Nonostante un accordo orale che dava al governo degli Stati Uniti il controllo di un ampio tratto di terra in Illinois lungo il Rock River, Falco Nero si rifiutò di obbedire al trattato e si trasferì sulla fertile terra. Falco Nero e la sua gente erano più di mille, ma questo numero era composto da uomini, donne e bambini. Non stavano cercando una guerra; stavano cercando una terra da coltivare. La milizia dell’Illinois iniziò ad attaccare Falco Nero e la sua gente nel 1832, e Falco Nero fu fatto prigioniero l’anno successivo. La guerra fu così brutale che i restanti nativi americani abbandonarono essenzialmente la terra e andarono a ovest.

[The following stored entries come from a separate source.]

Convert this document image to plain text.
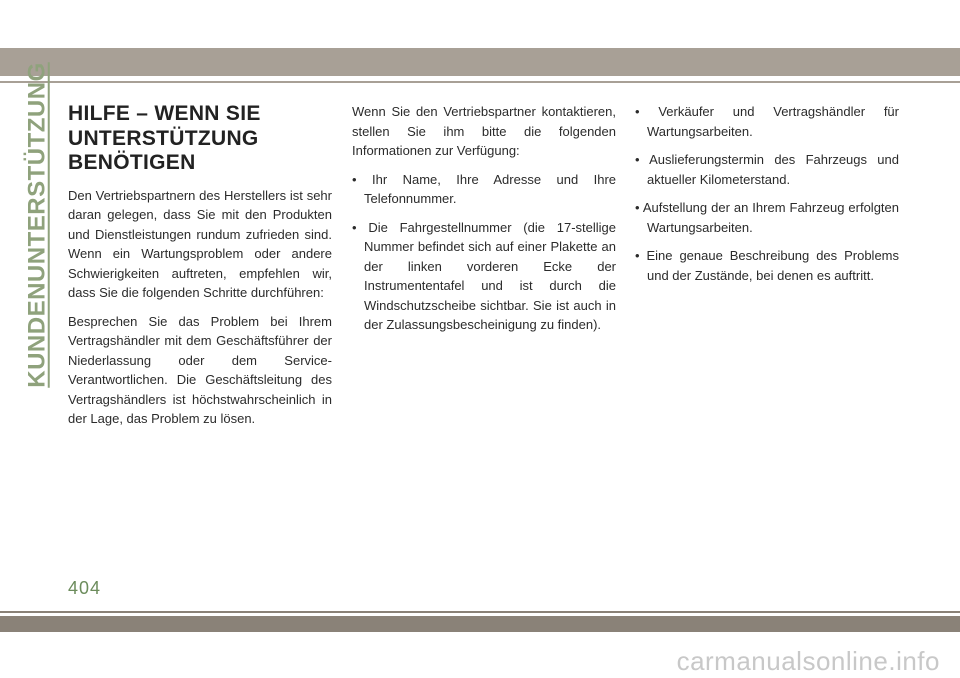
KUNDENUNTERSTÜTZUNG HILFE – WENN SIE
UNTERSTÜTZUNG
BENÖTIGEN

Den Vertriebspartnern des Herstellers ist sehr daran gelegen, dass Sie mit den Produkten und Dienstleistungen rundum zufrieden sind. Wenn ein Wartungsproblem oder andere Schwierigkeiten auftreten, empfehlen wir, dass Sie die folgenden Schritte durchführen:

Besprechen Sie das Problem bei Ihrem Vertragshändler mit dem Geschäftsführer der Niederlassung oder dem Service-Verantwortlichen. Die Geschäftsleitung des Vertragshändlers ist höchstwahrscheinlich in der Lage, das Problem zu lösen.

Wenn Sie den Vertriebspartner kontaktieren, stellen Sie ihm bitte die folgenden Informationen zur Verfügung:

• Ihr Name, Ihre Adresse und Ihre Telefonnummer.
• Die Fahrgestellnummer (die 17-stellige Nummer befindet sich auf einer Plakette an der linken vorderen Ecke der Instrumententafel und ist durch die Windschutzscheibe sichtbar. Sie ist auch in der Zulassungsbescheinigung zu finden).
• Verkäufer und Vertragshändler für Wartungsarbeiten.
• Auslieferungstermin des Fahrzeugs und aktueller Kilometerstand.
• Aufstellung der an Ihrem Fahrzeug erfolgten Wartungsarbeiten.
• Eine genaue Beschreibung des Problems und der Zustände, bei denen es auftritt.
404
carmanualsonline.info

Articolo in evidenza su Falco Nero da History Net Magazines

Di Robert B. Smith

Il chirurgo della milizia era terrorizzato. Intorno a lui la notte sfarfallava e danzava con i lampi delle mitragliatrici, e l’oscurità risuonava di terrificanti grida di guerra e di urla di terrore. Disperatamente inginocchiò il suo cavallo impennato, ma non riuscì a staccarsi dalla forma cupa e oscura che teneva saldamente il suo cavallo. Si chinò in avanti nell’oscurità e tese la sua spada.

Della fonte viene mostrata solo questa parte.